I wrote somthing very similar, a couple of changes I would recommend.
- Use Directory.EnumerateDirectories instead of GetDirectories, it returns immediately with a IEnumerable so you don't need to wait for it to finish reading all of the directories before processing.
- Use ReadLines instead of ReadAllText, this will only load one line in at a time in memory, this will be a big deal if you hit a large file.
- If you are using a new enough version of .NET use Parallel.ForEach, this will allow you to search multiple files at once.
- You may not be able to open the file, you need to check for read permissions or add to the manifest that your program requires administrative privileges (you should still check though)

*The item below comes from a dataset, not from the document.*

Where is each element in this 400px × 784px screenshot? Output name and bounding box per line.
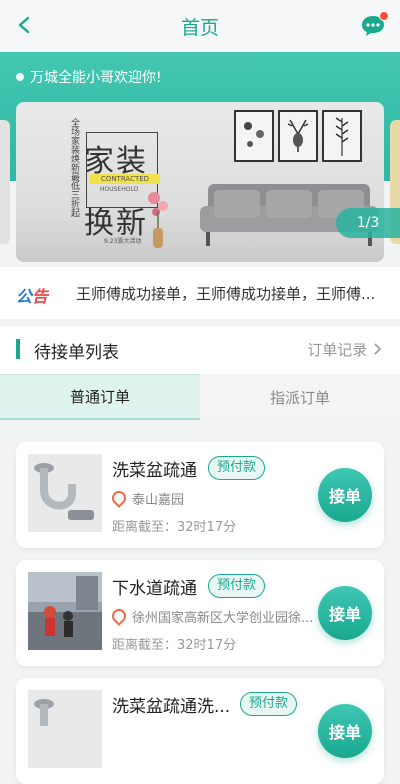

I was creating a binary search tool, here is some snippets of what I wrote to give you a hand
private void backgroundWorker1_DoWork(object sender, DoWorkEventArgs e)
{
Parallel.ForEach(Directory.EnumerateFiles(_folder, _filter, SearchOption.AllDirectories), Search);
}
//_array contains the binary pattern I am searching for.

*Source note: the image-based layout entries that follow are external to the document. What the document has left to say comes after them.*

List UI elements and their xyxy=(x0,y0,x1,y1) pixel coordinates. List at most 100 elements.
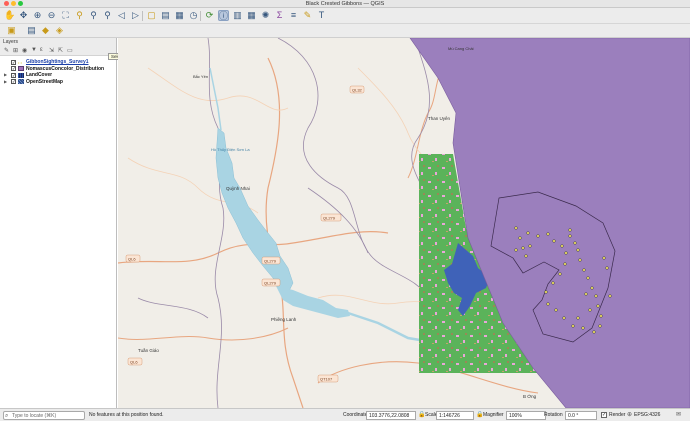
refresh-icon[interactable]: ⟳ xyxy=(204,10,215,21)
sighting-point[interactable] xyxy=(563,262,567,266)
expand-all-icon[interactable]: ⇲ xyxy=(49,47,54,54)
sighting-point[interactable] xyxy=(552,239,556,243)
zoom-in-icon[interactable]: ⊕ xyxy=(32,10,43,21)
zoom-native-icon[interactable]: ⚲ xyxy=(102,10,113,21)
expand-arrow-icon[interactable]: ▶ xyxy=(4,79,7,86)
rotation-field[interactable]: 0.0 ° xyxy=(565,411,597,420)
sighting-point[interactable] xyxy=(605,266,609,270)
sighting-point[interactable] xyxy=(536,234,540,238)
zoom-out-icon[interactable]: ⊖ xyxy=(46,10,57,21)
zoom-to-layer-icon[interactable]: ⚲ xyxy=(88,10,99,21)
add-layer-icon[interactable]: ◈ xyxy=(54,25,65,36)
open-styling-icon[interactable]: ✎ xyxy=(4,47,9,54)
sighting-point[interactable] xyxy=(526,231,530,235)
sighting-point[interactable] xyxy=(582,268,586,272)
sighting-point[interactable] xyxy=(594,294,598,298)
zoom-last-icon[interactable]: ◁ xyxy=(116,10,127,21)
sighting-point[interactable] xyxy=(586,276,590,280)
sighting-point[interactable] xyxy=(518,236,522,240)
sighting-point[interactable] xyxy=(571,324,575,328)
messages-icon[interactable]: ✉ xyxy=(676,412,681,419)
add-group-icon[interactable]: ⊞ xyxy=(13,47,18,54)
open-attribute-table-icon[interactable]: ▥ xyxy=(232,10,243,21)
raster-layer-icon xyxy=(18,72,24,78)
sighting-point[interactable] xyxy=(581,326,585,330)
sighting-point[interactable] xyxy=(528,244,532,248)
sighting-point[interactable] xyxy=(560,244,564,248)
manage-visibility-icon[interactable]: ◉ xyxy=(22,47,27,54)
magnifier-field[interactable]: 100% xyxy=(506,411,546,420)
sighting-point[interactable] xyxy=(588,308,592,312)
layer-visibility-checkbox[interactable]: ✓ xyxy=(11,66,16,71)
map-label: QL32 xyxy=(352,88,363,93)
crs-label[interactable]: EPSG:4326 xyxy=(634,412,660,419)
sighting-point[interactable] xyxy=(521,246,525,250)
crs-icon[interactable]: ⊕ xyxy=(627,412,632,419)
sighting-point[interactable] xyxy=(584,292,588,296)
title-bar: Black Crested Gibbons — QGIS xyxy=(0,0,690,8)
sighting-point[interactable] xyxy=(524,254,528,258)
layer-item[interactable]: ▶ ✓ OpenStreetMap xyxy=(0,79,116,86)
sighting-point[interactable] xyxy=(544,290,548,294)
text-annotation-icon[interactable]: T xyxy=(316,10,327,21)
sighting-point[interactable] xyxy=(608,294,612,298)
new-project-icon[interactable]: ▣ xyxy=(6,25,17,36)
layer-visibility-checkbox[interactable]: ✓ xyxy=(11,72,16,78)
filter-by-expression-icon[interactable]: ε xyxy=(40,47,43,53)
sighting-point[interactable] xyxy=(568,234,572,238)
layer-visibility-checkbox[interactable]: ✓ xyxy=(11,59,16,65)
show-bookmarks-icon[interactable]: ▦ xyxy=(174,10,185,21)
sighting-point[interactable] xyxy=(596,304,600,308)
map-canvas[interactable]: Quỳnh Nhai Hồ Thủy Điện Sơn La QL279 QL6… xyxy=(118,38,690,408)
pan-to-selection-icon[interactable]: ✥ xyxy=(18,10,29,21)
scale-field[interactable]: 1:146726 xyxy=(436,411,474,420)
sighting-point[interactable] xyxy=(551,281,555,285)
pan-icon[interactable]: ✋ xyxy=(4,10,15,21)
temporal-controller-icon[interactable]: ◷ xyxy=(188,10,199,21)
map-tips-icon[interactable]: ✎ xyxy=(302,10,313,21)
sighting-point[interactable] xyxy=(578,258,582,262)
sighting-point[interactable] xyxy=(558,272,562,276)
remove-layer-icon[interactable]: ▭ xyxy=(67,47,73,54)
render-checkbox[interactable]: ✓ xyxy=(601,412,607,418)
sighting-point[interactable] xyxy=(546,302,550,306)
toolbox-icon[interactable]: ✺ xyxy=(260,10,271,21)
sighting-point[interactable] xyxy=(554,308,558,312)
statistics-icon[interactable]: Σ xyxy=(274,10,285,21)
layers-panel: Layers ✎ ⊞ ◉ ▼ ε ⇲ ⇱ ▭ ✓ • • GibbonSightings_Surv… xyxy=(0,38,117,408)
sighting-point[interactable] xyxy=(590,286,594,290)
sighting-point[interactable] xyxy=(602,256,606,260)
sighting-point[interactable] xyxy=(564,251,568,255)
collapse-all-icon[interactable]: ⇱ xyxy=(58,47,63,54)
field-calculator-icon[interactable]: ▦ xyxy=(246,10,257,21)
toolbar-separator xyxy=(142,11,143,21)
zoom-full-icon[interactable]: ⛶ xyxy=(60,10,71,21)
sighting-point[interactable] xyxy=(514,226,518,230)
sighting-point[interactable] xyxy=(514,248,518,252)
sighting-point[interactable] xyxy=(573,241,577,245)
map-rendering: Quỳnh Nhai Hồ Thủy Điện Sơn La QL279 QL6… xyxy=(118,38,690,408)
save-project-icon[interactable]: ◆ xyxy=(40,25,51,36)
sighting-point[interactable] xyxy=(576,316,580,320)
new-map-view-icon[interactable]: ▢ xyxy=(146,10,157,21)
coordinate-field[interactable]: 103.3776,22.0808 xyxy=(366,411,416,420)
sighting-point[interactable] xyxy=(598,324,602,328)
identify-features-icon[interactable]: ⓘ xyxy=(218,10,229,21)
filter-legend-icon[interactable]: ▼ xyxy=(31,47,37,53)
sighting-point[interactable] xyxy=(546,232,550,236)
map-label: B Ớng xyxy=(523,393,537,399)
locator-search-input[interactable]: ⌕ Type to locate (⌘K) xyxy=(3,411,85,420)
sighting-point[interactable] xyxy=(592,330,596,334)
sighting-point[interactable] xyxy=(599,314,603,318)
layer-visibility-checkbox[interactable]: ✓ xyxy=(11,79,16,84)
layer-name: OpenStreetMap xyxy=(26,78,63,85)
layer-tree: ✓ • • GibbonSightings_Survey1 ✓ NomascusConc… xyxy=(0,56,116,85)
open-project-icon[interactable]: ▤ xyxy=(26,25,37,36)
sighting-point[interactable] xyxy=(568,228,572,232)
zoom-next-icon[interactable]: ▷ xyxy=(130,10,141,21)
measure-icon[interactable]: ≡ xyxy=(288,10,299,21)
sighting-point[interactable] xyxy=(576,248,580,252)
zoom-to-selection-icon[interactable]: ⚲ xyxy=(74,10,85,21)
new-bookmark-icon[interactable]: ▤ xyxy=(160,10,171,21)
sighting-point[interactable] xyxy=(562,316,566,320)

private void Search(string filePath)
{
if (Contains(filePath, _array))
{
//filePath points at a match.
}
}
private static bool Contains(string path, byte[] search)
{
//I am doing ReadAllBytes due to the fact that I am doing a binary search not a text search
// There are no "Lines" to seperate out on.

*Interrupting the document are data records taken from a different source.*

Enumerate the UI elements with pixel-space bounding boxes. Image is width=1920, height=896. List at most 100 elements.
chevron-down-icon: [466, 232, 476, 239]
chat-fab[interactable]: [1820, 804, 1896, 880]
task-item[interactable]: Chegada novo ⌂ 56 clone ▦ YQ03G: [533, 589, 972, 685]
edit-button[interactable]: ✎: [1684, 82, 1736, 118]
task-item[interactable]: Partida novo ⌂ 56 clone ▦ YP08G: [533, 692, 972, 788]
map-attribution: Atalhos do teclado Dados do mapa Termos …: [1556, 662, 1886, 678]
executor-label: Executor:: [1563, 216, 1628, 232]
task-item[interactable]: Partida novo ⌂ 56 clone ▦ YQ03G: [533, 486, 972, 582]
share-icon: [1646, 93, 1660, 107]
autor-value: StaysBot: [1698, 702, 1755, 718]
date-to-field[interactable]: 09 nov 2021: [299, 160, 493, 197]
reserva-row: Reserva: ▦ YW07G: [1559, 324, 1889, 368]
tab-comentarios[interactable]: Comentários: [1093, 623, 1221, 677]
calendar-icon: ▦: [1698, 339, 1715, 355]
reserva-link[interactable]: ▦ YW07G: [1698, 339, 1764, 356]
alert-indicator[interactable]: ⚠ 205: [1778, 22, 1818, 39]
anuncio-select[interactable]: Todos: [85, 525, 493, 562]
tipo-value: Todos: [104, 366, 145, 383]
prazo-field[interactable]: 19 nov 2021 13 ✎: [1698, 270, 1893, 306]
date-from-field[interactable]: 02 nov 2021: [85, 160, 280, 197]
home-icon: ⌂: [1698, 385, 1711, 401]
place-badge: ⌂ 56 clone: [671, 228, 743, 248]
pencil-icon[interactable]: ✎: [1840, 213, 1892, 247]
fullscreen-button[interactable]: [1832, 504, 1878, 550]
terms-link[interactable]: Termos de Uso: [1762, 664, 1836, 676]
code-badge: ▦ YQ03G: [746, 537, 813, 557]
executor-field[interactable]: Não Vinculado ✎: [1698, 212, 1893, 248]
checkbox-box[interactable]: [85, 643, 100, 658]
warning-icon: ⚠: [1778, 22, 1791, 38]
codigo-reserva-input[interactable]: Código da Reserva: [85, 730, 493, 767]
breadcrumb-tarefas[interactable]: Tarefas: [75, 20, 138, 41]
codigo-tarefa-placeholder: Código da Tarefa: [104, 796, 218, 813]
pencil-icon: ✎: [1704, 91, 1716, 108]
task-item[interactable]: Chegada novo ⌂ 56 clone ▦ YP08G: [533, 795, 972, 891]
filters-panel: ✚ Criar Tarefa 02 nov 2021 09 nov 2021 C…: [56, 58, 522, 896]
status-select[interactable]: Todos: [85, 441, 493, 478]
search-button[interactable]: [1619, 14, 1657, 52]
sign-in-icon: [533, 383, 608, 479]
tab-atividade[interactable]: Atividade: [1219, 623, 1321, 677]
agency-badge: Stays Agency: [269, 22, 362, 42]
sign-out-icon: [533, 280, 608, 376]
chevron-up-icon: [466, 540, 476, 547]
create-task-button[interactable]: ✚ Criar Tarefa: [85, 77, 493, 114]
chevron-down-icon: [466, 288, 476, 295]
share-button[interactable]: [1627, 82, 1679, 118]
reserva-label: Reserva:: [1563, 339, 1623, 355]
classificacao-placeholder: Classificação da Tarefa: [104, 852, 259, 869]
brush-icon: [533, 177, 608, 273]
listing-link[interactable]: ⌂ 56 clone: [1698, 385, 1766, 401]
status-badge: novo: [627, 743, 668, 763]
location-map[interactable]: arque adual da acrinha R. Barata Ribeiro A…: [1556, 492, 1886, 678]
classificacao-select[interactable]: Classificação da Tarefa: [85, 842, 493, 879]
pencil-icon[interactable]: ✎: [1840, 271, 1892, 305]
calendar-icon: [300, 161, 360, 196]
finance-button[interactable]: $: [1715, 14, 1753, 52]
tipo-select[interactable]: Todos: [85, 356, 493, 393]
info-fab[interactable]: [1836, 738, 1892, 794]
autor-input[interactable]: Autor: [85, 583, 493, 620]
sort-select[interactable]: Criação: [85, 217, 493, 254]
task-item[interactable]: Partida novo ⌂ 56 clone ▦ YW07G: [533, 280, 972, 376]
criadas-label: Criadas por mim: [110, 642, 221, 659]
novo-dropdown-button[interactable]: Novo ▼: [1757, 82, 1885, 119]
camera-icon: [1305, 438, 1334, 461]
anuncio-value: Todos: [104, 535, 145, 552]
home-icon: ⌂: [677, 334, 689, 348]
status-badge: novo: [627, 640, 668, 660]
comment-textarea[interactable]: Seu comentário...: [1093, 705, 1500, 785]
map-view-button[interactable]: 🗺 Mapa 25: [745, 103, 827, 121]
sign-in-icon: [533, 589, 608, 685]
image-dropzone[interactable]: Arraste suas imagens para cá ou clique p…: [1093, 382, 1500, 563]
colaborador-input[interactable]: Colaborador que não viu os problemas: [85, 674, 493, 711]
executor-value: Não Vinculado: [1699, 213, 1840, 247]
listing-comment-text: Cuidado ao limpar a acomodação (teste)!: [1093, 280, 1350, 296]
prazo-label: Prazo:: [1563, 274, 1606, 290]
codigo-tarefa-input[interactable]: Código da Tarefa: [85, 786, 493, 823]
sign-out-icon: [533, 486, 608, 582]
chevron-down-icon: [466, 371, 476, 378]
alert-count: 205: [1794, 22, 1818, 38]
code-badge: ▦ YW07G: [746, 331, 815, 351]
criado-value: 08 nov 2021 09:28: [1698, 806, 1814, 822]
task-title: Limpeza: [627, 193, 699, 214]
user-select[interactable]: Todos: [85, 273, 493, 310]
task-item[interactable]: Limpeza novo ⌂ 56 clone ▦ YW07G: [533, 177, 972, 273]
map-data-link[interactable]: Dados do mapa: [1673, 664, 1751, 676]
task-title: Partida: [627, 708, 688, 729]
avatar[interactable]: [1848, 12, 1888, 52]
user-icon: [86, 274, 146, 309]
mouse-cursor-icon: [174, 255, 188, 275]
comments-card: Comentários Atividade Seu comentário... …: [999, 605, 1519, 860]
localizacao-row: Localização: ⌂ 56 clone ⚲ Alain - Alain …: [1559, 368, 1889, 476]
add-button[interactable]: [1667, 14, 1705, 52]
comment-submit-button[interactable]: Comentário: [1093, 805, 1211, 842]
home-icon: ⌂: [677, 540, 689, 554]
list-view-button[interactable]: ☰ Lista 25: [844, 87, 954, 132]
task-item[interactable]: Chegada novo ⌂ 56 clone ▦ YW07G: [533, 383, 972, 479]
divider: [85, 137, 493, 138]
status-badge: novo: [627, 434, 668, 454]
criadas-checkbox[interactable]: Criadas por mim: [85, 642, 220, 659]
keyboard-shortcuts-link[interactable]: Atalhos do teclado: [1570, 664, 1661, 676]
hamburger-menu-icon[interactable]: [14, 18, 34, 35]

var file = File.ReadAllBytes(path);
var result = Parallel.For(0, file.Length - search.Length, (i, loopState) =>
{
if (file[i] == search[0])
{
byte[] localCache = new byte[search.Length];
Array.Copy(file, i, localCache, 0, search.Length);
if (Enumerable.SequenceEqual(localCache, search))
loopState.Stop();
}
});
return result.IsCompleted == false;
}
This uses two nested parallel loops. This design is terribly inefficient, and could be greatly improved by using the Booyer-Moore search algorithm but I could not find a binary implementation and I did not have the time when I wrote it originally to implement it myself.